- Texte visé : Texte de la commission sur la proposition de loi de Mme Sophie Taillé-Polian et plusieurs de ses collègues visant à protéger les travailleuses et travailleurs du nettoyage en garantissant des horaires de jour (770)., n° 939-A0
- Stade de lecture : 1ère lecture (1ère assemblée saisie)
- Examiné par : Assemblée nationale (séance publique)
- Code concerné : Code du travail
À la première phrase de l’article L. 3122‑1 du code du travail, après le mot : « est », est inséré le mot : « strictement ».
Par cet amendement d'appel, les député.es LFI-NFP souhaitent dénoncer le décalage entre la lettre du code du travail au sujet du travail de nuit, et la réalité des faits.
Le code du travail dispose que tout travail de nuit est exceptionnel (article L3122-1 du code). Il doit être « justifié par la nécessité d'assurer la continuité de l'activité économique ou des services d'utilité sociale ».
Par un arrêt du 7 février 2024, la Cour de cassation a rappelé que, eu égard à son caractère exceptionnel, le recours au travail de nuit doit, même lorsqu’il est occasionnel, être justifié par la nécessité d’assurer la continuité de l’activité économique ou des services d’utilité sociale. En 2014, la Cour avait déjà précisé que le travail de nuit ne peut pas être un mode normal d’organisation du travail et ne doit être appliqué que lorsqu’il est indispensable au fonctionnement de l’entreprise.

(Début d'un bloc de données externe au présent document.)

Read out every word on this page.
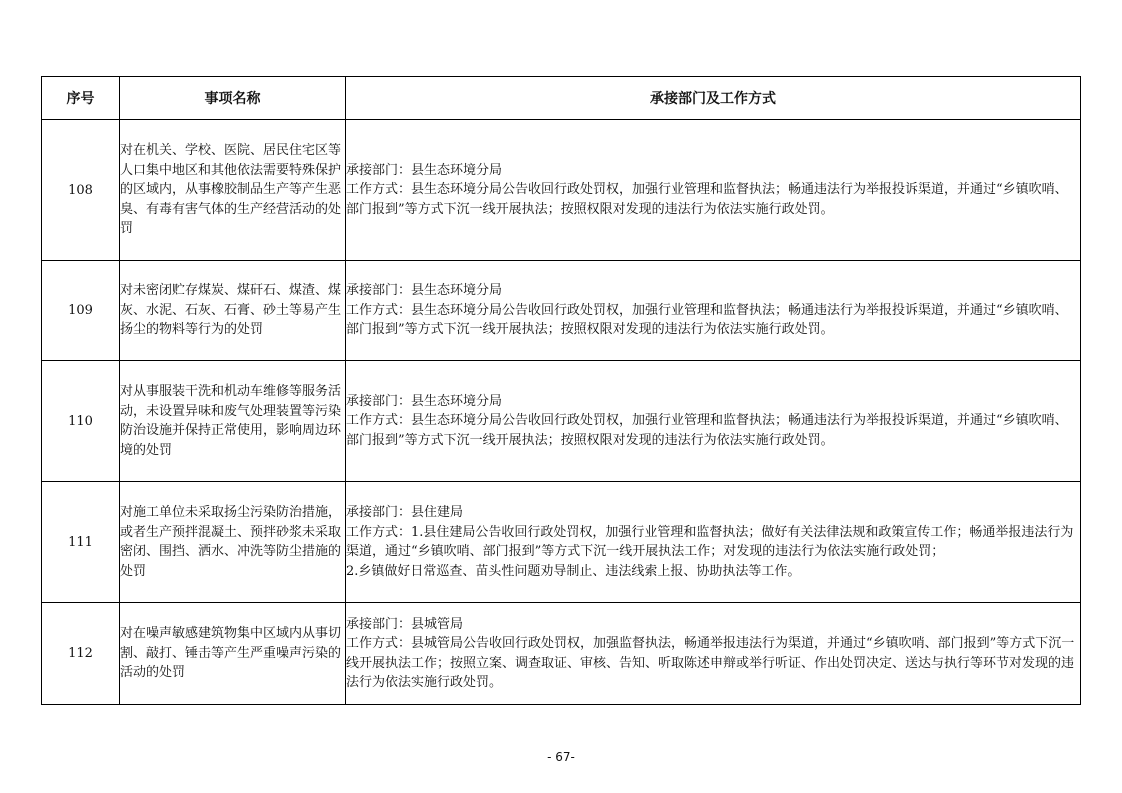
序号	事项名称	承接部门及工作方式
108	对在机关、学校、医院、居民住宅区等人口集中地区和其他依法需要特殊保护的区域内，从事橡胶制品生产等产生恶臭、有毒有害气体的生产经营活动的处罚	承接部门：县生态环境分局
工作方式：县生态环境分局公告收回行政处罚权，加强行业管理和监督执法；畅通违法行为举报投诉渠道，并通过“乡镇吹哨、部门报到”等方式下沉一线开展执法；按照权限对发现的违法行为依法实施行政处罚。

109	对未密闭贮存煤炭、煤矸石、煤渣、煤灰、水泥、石灰、石膏、砂土等易产生扬尘的物料等行为的处罚	承接部门：县生态环境分局
工作方式：县生态环境分局公告收回行政处罚权，加强行业管理和监督执法；畅通违法行为举报投诉渠道，并通过“乡镇吹哨、部门报到”等方式下沉一线开展执法；按照权限对发现的违法行为依法实施行政处罚。

110	对从事服装干洗和机动车维修等服务活动，未设置异味和废气处理装置等污染防治设施并保持正常使用，影响周边环境的处罚	承接部门：县生态环境分局
工作方式：县生态环境分局公告收回行政处罚权，加强行业管理和监督执法；畅通违法行为举报投诉渠道，并通过“乡镇吹哨、部门报到”等方式下沉一线开展执法；按照权限对发现的违法行为依法实施行政处罚。

111	对施工单位未采取扬尘污染防治措施，或者生产预拌混凝土、预拌砂浆未采取密闭、围挡、洒水、冲洗等防尘措施的处罚	承接部门：县住建局
工作方式：1.县住建局公告收回行政处罚权，加强行业管理和监督执法；做好有关法律法规和政策宣传工作；畅通举报违法行为渠道，通过“乡镇吹哨、部门报到”等方式下沉一线开展执法工作；对发现的违法行为依法实施行政处罚；
2.乡镇做好日常巡查、苗头性问题劝导制止、违法线索上报、协助执法等工作。

112	对在噪声敏感建筑物集中区域内从事切割、敲打、锤击等产生严重噪声污染的活动的处罚	承接部门：县城管局
工作方式：县城管局公告收回行政处罚权，加强监督执法，畅通举报违法行为渠道，并通过“乡镇吹哨、部门报到”等方式下沉一线开展执法工作；按照立案、调查取证、审核、告知、听取陈述申辩或举行听证、作出处罚决定、送达与执行等环节对发现的违法行为依法实施行政处罚。
- 67-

Pourtant, dans les faits, le recours au travail de nuit n'a rien d'exceptionnel, particulièrement dans les secteurs majoritairement occupés par les classes laborieuses. En 2019, selon l’Observatoire des inégalités, 12,2% des ouvriers déclarent travailler la nuit de manière habituelle contre 1,3% des classes supérieures et 4,6% des professions intermédiaires. L’écart est encore plus grand chez les femmes : le travail de nuit habituel est le lot de 10 % des ouvrières, alors que presque aucune femme cadre n’indique être dans ce cas. Dans le secteur du nettoyage, sur les 1,7 millions de salariés du nettoyage en France (DARES), 46% d’entre eux connaissent des « horaires atypiques » (nuits, soirées et week-ends).
Pourtant, le travail de nuit ne répond en réalité souvent à aucun impératif économique, mais à un objectif de ségrégation et d’invisibilisation qui ne dit pas son nom. Les syndicats demandent la fin des horaires décalés et la généralisation du travail en journée et, comme l'exposé des motifs de ce texte nous l'apprend, même l'ancien président du Medef incitait les donneurs d'ordre à calquer les horaires des femmes de ménage sur les heures de bureau.
La nécessité de "continuité de l'activité économique" est brandie à tort et à travers pour justifier des horaires qui ne sont pas seulement atypiques, mais véritablement "asociaux". Ils fragmentent les relations personnelles, créent de l'isolement, rendent difficile voire impossibles l'aménagement de plages consacrées aux loisirs... Les conséquences sur la santé du travail de nuit sont aussi particulièrement graves, puisqu'un rythme de sommeil perturbé favorise les troubles de l’humeur, tout en alimentant une fatigue propice à la survenance d'accidents du travail. Le travail de nuit augmente aussi la probabilité de cancer du sein et d'AVC.
Ces conséquences s'ajoutent aux facteurs de pénibilité qui caractérisent souvent les emplois concernés, dont le secteur du nettoyage, où les femmes, souvent âgées de plus de cinquante ans, et/ou issues de l'immigration, sont en première ligne, de même que les travailleurs d'origine étrangère.